Wednesday, 26 January 2011

Problems of Public Education (1): Introduction

By Sebastian Egerton-Read

Education Secretary Michael Gove has recently said that the English national curriculum needs to be reviewed with the intention of focusing his education review more on course content and ‘facts’ rather than on teaching methods. Labour and teaching unions have accused Gove of attempting to re-assert 1950s-style education in schools. However, these debates seem to miss the real issue. Our systems of public education are broken, or otherwise their supposed purpose is the real thing that needs to be reviewed. The current two stated aims of the English national curriculum are as follows:

  1.   The school curriculum should aim to provide opportunities for all pupils to learn and achieve.
  2.   The school curriculum should aim to promote pupils’ spiritual, moral, social and cultural development and prepare all pupils for the opportunities, responsibilities and experiences of life.
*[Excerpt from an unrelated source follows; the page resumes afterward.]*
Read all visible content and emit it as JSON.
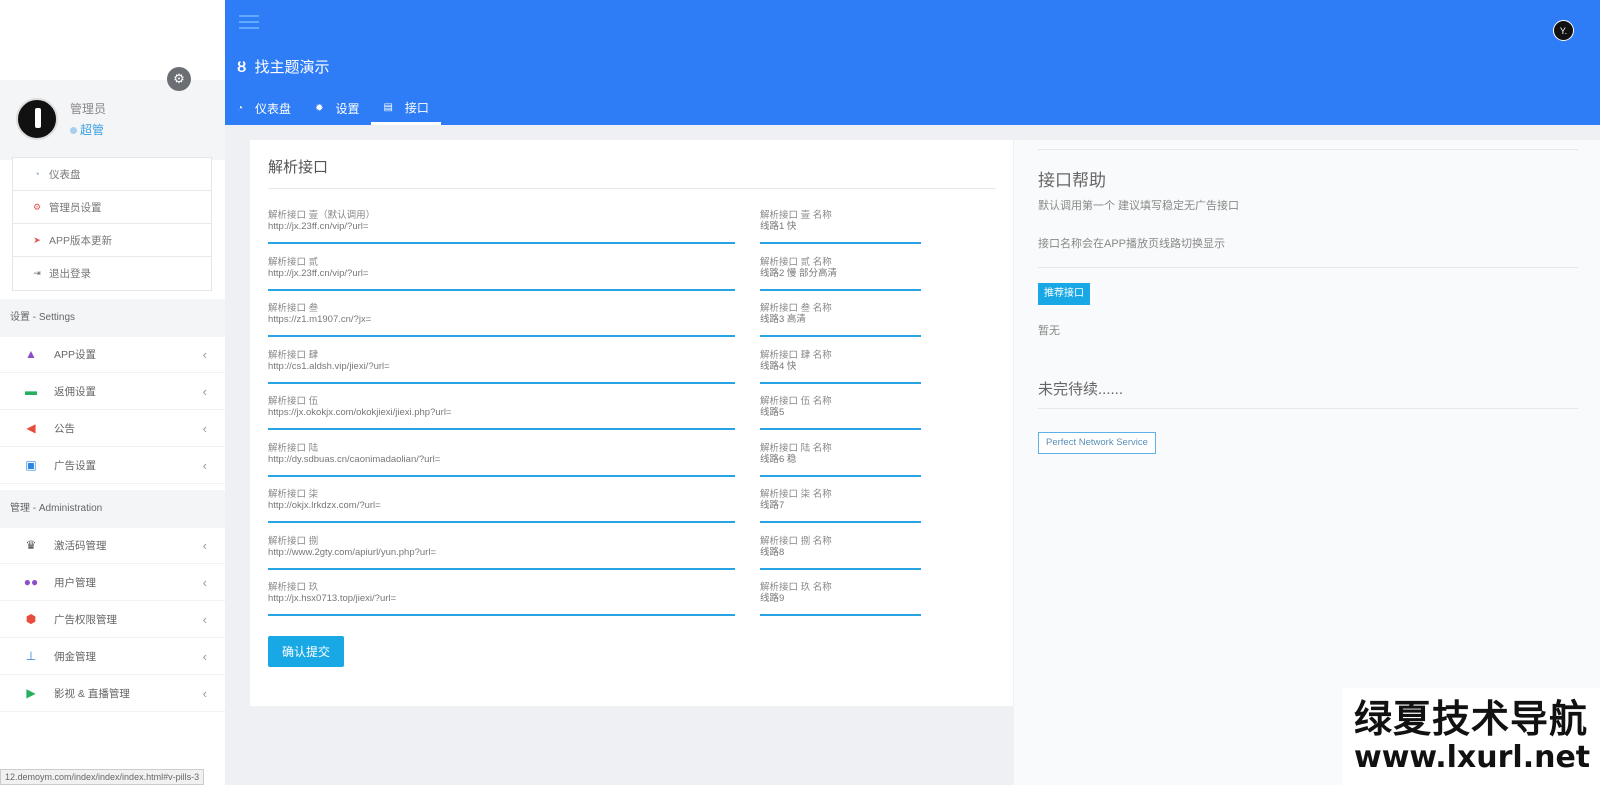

                Interestingly there is generally very little disagreement about these stated aims, in fact if you asked random people on the street this question you would probably get almost unanimous agreement on the two important functions of education. To translate from the ‘official’ rhetoric above; these aims are basically to support personal development of our kids and to prepare them for the rest of their lives after education. The second aim must be stated in the context that students starting their school careers in September 2011 will at the earliest finish their education in 2023. 16-year olds finishing their GCSEs this year started their education in 1998. This is in a world that is changing more rapidly than ever and where predicting the economic climate on year to year is virtually impossible. If we take this aim in context then it can only really be said that education is attempting to maximise human potential in readiness for the world after education, rather than attempting to prepare our children for a specific world. This system is quite clearly failing though, a huge number of people, probably even the majority, leave school not really knowing what they are good at doing or enjoy in their lives, or perhaps simply do not appreciate the usefulness of their talents. These people end up in jobs and even careers that they don’t enjoy and work becomes about day-to-day survival. This is not to say that every aspect of a person’s work should be thrilling or even that work is the most important part of a person’s life. It is just to say that the majority of people who go through our public education systems leave education without really knowing what their particular set of likes and talents are, and consequently often don’t maximise their enjoyment of life and potential as people.

                At this stage it is probably worth noting the origins of our current public education systems. The introduction of public education systems in the late 1800s was a revolutionary idea and it was done to try and cope with the industrialised economies of the western world. This is where hierarchies in subjects are routed with Science, Maths and Technology largely at the top because of their usefulness in these economies. Interestingly, English is another subject that is highly prioritised, above its fellow humanities, and its uniqueness will be discussed in a later blog post. The other major influence on public education systems was the Enlightenment thinking of the previous century, which divided people into two separate groups: ‘the academic’ and the ‘non-academic’. This has resulted in our systems of education being shaped around one very narrow form of intelligence. Of course academic intelligence is very valuable, but human capacity extends far beyond just this, people think in lots of different ways and intelligence expresses itself in many different shapes and forms. Playing a musical instrument requires the same level of intelligence in terms of brain activity as solving a maths problem for example.

                The most recent key phase in our education systems was the introduction of the national curriculum in 1988, which introduced the notion of ten compulsory subjects to be studied throughout primary and secondary school. With the curriculum also came a huge amount of standardised testing and that has continued to increase at all levels of compulsory education. During its 23-year history the national curriculum has under-gone constant change and reform, the most significant of which came from Labour in 1999, where greater priority was put on literacy and numeracy skills in primary schools and citizenship was added as a compulsory subject.

                So, public education systems started with a narrow hierarchal subject structure and a narrow view of human intelligence. The national curriculum narrowed the scope further for education systems. The continued increase in standardised testing has further narrowed the possibilities of teaching methods, not to mention that the forms of testing used (mainly exams) are very limited in themselves. Far from maximising human potential, public education has become far more about simply getting students through a barrage of tests, facilitating a very limited spectrum of human abilities. It is hardly surprising then that so many people leave public education unfulfilled and un-stimulated.

                This series of blogs will argue that public education systems are completely flawed. It will not argue that all problems of society or education performance are routed solely in the education structure, but it will argue that our systems of public education in the western world enhance and play a pivotal role in these problems. Its problems lie both in its content, the methodology used to teach that content and generally the way in which our schools are run. This series will examine: the constrictions of human ability through the way in which our schools are run; the subject hierarchy and the prescriptiveness within that hierarchy; the reasons for differing performances between children from different social backgrounds; the forces against changing the current system and finally the potential of alternative approaches to public education and their possibilities.